Voriges Frühjahr gab es U-Boot-Alarm, nachdem ein unbekanntes Unterwasserfahrzeug vor Helsinki detektiert worden war und von Wachbooten verfolgt wurde. Die meisten Beobachter gingen damals von einem russischen U-Boot aus, doch dann hieß es im Juli peinlicherweise, dass es sich womöglich um einen Irrtum gehandelt habe: Es sei wohl ein "Fehlalarm" aufgrund eines "natürlichen Phänomens" gewesen, so die Küstenwache.

Finnland hat eine rund 1300 Kilometer lange Grenze zu Russland. 2014 sollen russische Flugzeuge mehrfach finnischen Luftraum verletzt haben. In Finnland wird seit längerem über einen Beitritt zur Nato diskutiert.

Umstieg auf West-Waffen

Finnland unterhält in Friedenszeiten rund 30.000 Mann starke Streitkräfte, rund 8000 davon sind Berufssoldaten, der Wehrdienst dauert sechs bis zwölf Monate. Die Landstreitkräfte sind im Kern in acht Brigaden untergliedert.
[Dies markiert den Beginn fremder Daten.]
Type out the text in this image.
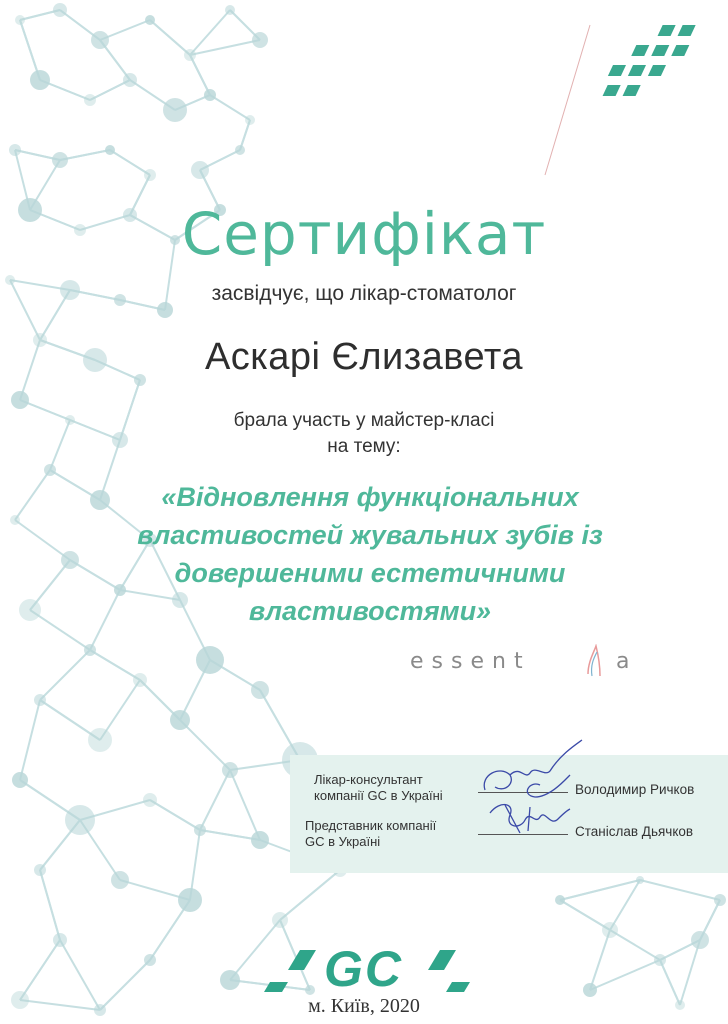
Сертифікат
засвідчує, що лікар-стоматолог
Аскарі Єлизавета
брала участь у майстер-класі
на тему:
«Відновлення функціональних
властивостей жувальних зубів із
довершеними естетичними
властивостями»
essent	a
Лікар-консультант
компанії GC в Україні	Володимир Ричков
Представник компанії
GC в Україні
Станіслав Дьячков
GC
м. Київ, 2020
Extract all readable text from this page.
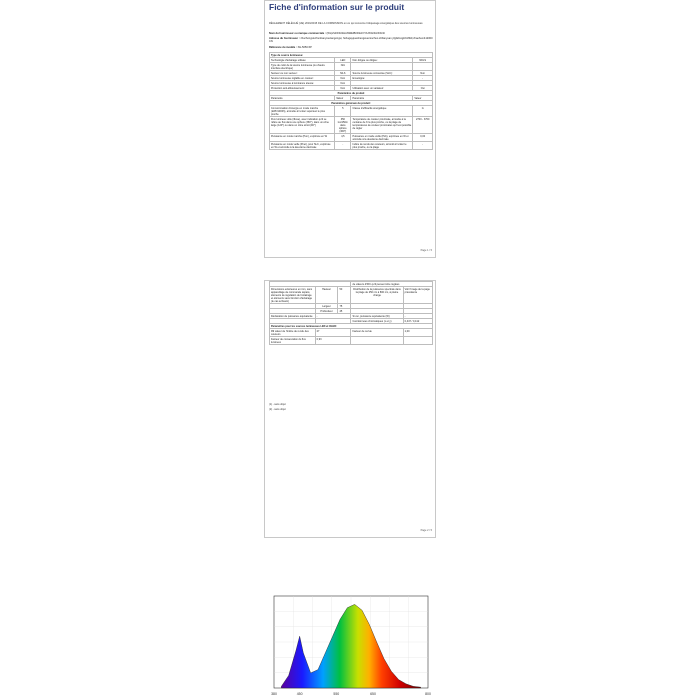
Fiche d'information sur le produit
RÈGLEMENT DÉLÉGUÉ (UE) 2019/2015 DE LA COMMISSION en ce qui concerne l'étiquetage énergétique des sources lumineuses
Nom du fournisseur ou marque commerciale : (WL)ZHONGSHANWEIBOKEJIYOUXIANGONGSI
Adresse du fournisseur : zhuchongxiuzhunbanyouxiangongsi, hshugayqueshengwuenruchuo shifanyuan yfgilsbxqyb9-89dr,zhaohum412000 CN
Référence du modèle : XH-5050-5P
Type de source lumineuse:			
Technologie d'éclairage utilisée:	LED	Non dirigée ou dirigée:	NDLS
Type de culot de la source lumineuse (ou d'autre interface électrique)	N/A		
Secteur ou non secteur:	MLS	Source lumineuse connectée (SLC):	Non
Source lumineuse réglable en couleur:	Non	Enveloppe:	-
Source lumineuse à luminance élevée:	Non		
Protection anti-éblouissement:	Non	Utilisation avec un variateur:	Oui
Paramètres du produit			
Paramètre	Valeur	Paramètre	Valeur
Paramètres généraux du produit:			
Consommation d'énergie en mode marche (kWh/1000h), arrondie à l'entier supérieur le plus proche	5	Classe d'efficacité énergétique	G
Flux lumineux utile (Φuse), avec indication qu'il se réfère au flux dans une sphère (360°), dans un cône large (120°) ou dans un cône étroit (90°)	350 lux/150m dans sphère (360°)	Température de couleur proximale, arrondie à la centaine de K la plus proche, ou la plage de températures de couleur proximales qu'il est possible de régler	2700 - 3700
Puissance en mode marche (Pon), exprimée en W	4,5	Puissance en mode veille (Psb), exprimée en W et arrondie à la deuxième décimale	0,00
Puissance en mode veille (Pnet), pour SLC, exprimée en W et arrondie à la deuxième décimale	-	Indice de rendu des couleurs, arrondi à l'entier le plus proche, ou la plage	-
Page 1 / 5
			de valeurs d'IRC qu'il peuvent être réglées	
Dimensions extérieures en mm, sans appareillage de commande séparé, éléments de régulation de l'éclairage et éléments sans fonction d'éclairage (le cas échéant)	Hauteur	50	Distribution de la puissance spectrale dans la plage de 250 nm à 800 nm, à pleine charge	Voir l'image de la page précédente
	Largeur	75		
	Profondeur	45		
Déclaration de puissance équivalente	-		Si oui, puissance équivalente (W)	-
			Coordonnées chromatiques (x et y)	0,447 / 0,412
Paramètres pour les sources lumineuses LED et OLED:				
R9 valeur de l'indice de rendu des couleurs	27		Facteur de survie	1,00
Facteur de conservation du flux lumineux	0,93			
(1) - sans objet
(2) - sans objet
Page 2 / 5
380	450	550	650	800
Rund 230.000 Reservisten bilden die erste Mobilmachungswelle, insgesamt gibt es, wie erwähnt, rund 900.000 Mann.

Finnischer
Finnischer "Leopard"Vestman/Wikipedia

Während des Kalten Kriegs war die UdSSR bemüht, Finnland trotz dessen Neutralität in einem gewissen Naheverhältnis zu behalten, was sich vor allem darin auswirkte, dass ein bedeutender Teil des militärischen Geräts der Finnen, vor allem schwere Waffen wie Panzer und Artillerie, sowjetischen Ursprungs war. Nach dem Ende der UdSSR räumten die Finnen in ihren Arsenalen auf. Zwar finden sich dort heute immer noch namhafte sowjetrussische Waffenbestände, etwa bei der Feldartillerie, Flugabwehrkanonen und Schützenpanzern. Allerdings besitzt Finnlands Militär heute unter anderem deutsche Leopard-II-Kampfpanzer (derzeit etwa 130), französische, israelische und britisch/schwedische Panzerabwehrraketen sowie US-amerikanische Jagdbomber F/A-18C "Hornet" (54).